Papers I’ve written or worked on (ordered by date):
Making Systems More Robust with Flexible RPC Lookup
Modern distributed systems use names everywhere. Lockservices such as Chubby and ZooKeeper provide an effective mechanism for mapping from application names to server instances, but proper usage of them requires a large amount of error-prone boiler-plate code. Application programmers often try to write wrappers to abstract away this logic, but it turns out there is a more general and easier way of handling the issue. We show that by extending the existing name resolution capabilities of RPC libraries, we can remove the need for such annoying boiler-plate code while at the same time making our services more robust.

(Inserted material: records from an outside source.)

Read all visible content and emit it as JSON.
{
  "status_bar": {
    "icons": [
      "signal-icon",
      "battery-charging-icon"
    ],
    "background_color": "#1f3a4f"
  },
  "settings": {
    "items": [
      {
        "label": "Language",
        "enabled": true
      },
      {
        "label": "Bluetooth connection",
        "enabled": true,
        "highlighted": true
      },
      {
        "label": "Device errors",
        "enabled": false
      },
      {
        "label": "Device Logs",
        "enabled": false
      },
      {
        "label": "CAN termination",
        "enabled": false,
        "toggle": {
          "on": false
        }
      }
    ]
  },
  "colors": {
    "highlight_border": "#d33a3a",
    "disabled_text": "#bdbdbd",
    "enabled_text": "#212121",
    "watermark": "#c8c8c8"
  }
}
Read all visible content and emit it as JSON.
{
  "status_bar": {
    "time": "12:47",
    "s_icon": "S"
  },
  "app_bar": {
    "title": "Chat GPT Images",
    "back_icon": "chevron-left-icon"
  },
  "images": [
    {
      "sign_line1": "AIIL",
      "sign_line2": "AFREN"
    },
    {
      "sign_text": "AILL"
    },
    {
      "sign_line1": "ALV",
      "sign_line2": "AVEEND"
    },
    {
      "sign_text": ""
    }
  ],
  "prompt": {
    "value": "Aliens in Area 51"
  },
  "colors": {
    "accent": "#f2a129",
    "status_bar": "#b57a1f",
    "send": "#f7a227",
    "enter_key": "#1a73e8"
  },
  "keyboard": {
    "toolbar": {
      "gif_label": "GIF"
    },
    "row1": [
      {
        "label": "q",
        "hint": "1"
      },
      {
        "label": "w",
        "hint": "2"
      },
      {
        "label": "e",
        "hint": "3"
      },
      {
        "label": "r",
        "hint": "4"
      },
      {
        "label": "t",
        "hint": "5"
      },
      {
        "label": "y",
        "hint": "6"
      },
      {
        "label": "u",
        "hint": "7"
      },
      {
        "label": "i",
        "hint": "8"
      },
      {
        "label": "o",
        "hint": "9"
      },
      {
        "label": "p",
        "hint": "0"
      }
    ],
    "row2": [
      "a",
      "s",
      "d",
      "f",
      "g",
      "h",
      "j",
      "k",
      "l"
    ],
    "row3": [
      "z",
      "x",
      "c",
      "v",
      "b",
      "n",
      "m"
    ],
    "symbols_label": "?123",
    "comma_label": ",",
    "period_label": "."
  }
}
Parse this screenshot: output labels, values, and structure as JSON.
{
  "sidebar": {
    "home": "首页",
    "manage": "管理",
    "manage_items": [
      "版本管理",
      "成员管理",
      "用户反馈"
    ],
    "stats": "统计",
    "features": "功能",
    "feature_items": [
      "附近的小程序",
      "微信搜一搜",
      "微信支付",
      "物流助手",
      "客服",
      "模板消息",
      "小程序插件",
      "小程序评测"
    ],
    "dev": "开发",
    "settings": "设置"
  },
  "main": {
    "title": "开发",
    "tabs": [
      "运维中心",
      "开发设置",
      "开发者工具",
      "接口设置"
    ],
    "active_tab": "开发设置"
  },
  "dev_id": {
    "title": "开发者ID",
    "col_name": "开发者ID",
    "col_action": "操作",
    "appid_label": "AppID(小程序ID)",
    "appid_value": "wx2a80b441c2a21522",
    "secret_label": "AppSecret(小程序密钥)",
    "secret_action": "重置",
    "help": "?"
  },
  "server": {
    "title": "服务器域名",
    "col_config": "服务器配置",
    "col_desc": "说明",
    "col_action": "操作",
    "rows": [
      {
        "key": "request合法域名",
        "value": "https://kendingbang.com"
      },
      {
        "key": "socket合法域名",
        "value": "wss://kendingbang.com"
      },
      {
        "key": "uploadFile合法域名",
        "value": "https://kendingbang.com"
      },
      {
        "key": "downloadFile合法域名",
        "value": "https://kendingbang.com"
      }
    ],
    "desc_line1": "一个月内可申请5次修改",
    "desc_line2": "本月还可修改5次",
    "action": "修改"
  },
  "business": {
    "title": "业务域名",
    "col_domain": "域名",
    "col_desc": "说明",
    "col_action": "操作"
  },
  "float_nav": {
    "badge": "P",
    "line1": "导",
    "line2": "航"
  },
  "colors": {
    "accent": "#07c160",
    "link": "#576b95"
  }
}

Transactional storage for geo-replicated systems. SOSP, 2011.
We describe the design and implementation of Walter, a key-value store that supports transactions and replicates data across distant sites. A key feature behind Walter is a new property called Parallel Snapshot Isolation (PSI). PSI allows Walter to replicate data asynchronously, while providing strong guarantees within each site. PSI precludes write-write conflicts, so that developers need not worry about conflict-resolution logic. To prevent write-write conflicts and implement PSI, Walter uses two new and simple techniques: preferred sites and counting sets. We use Walter to build a social networking application and port a Twitter-like application.*
Design and implementation of contextual information portals. 2011.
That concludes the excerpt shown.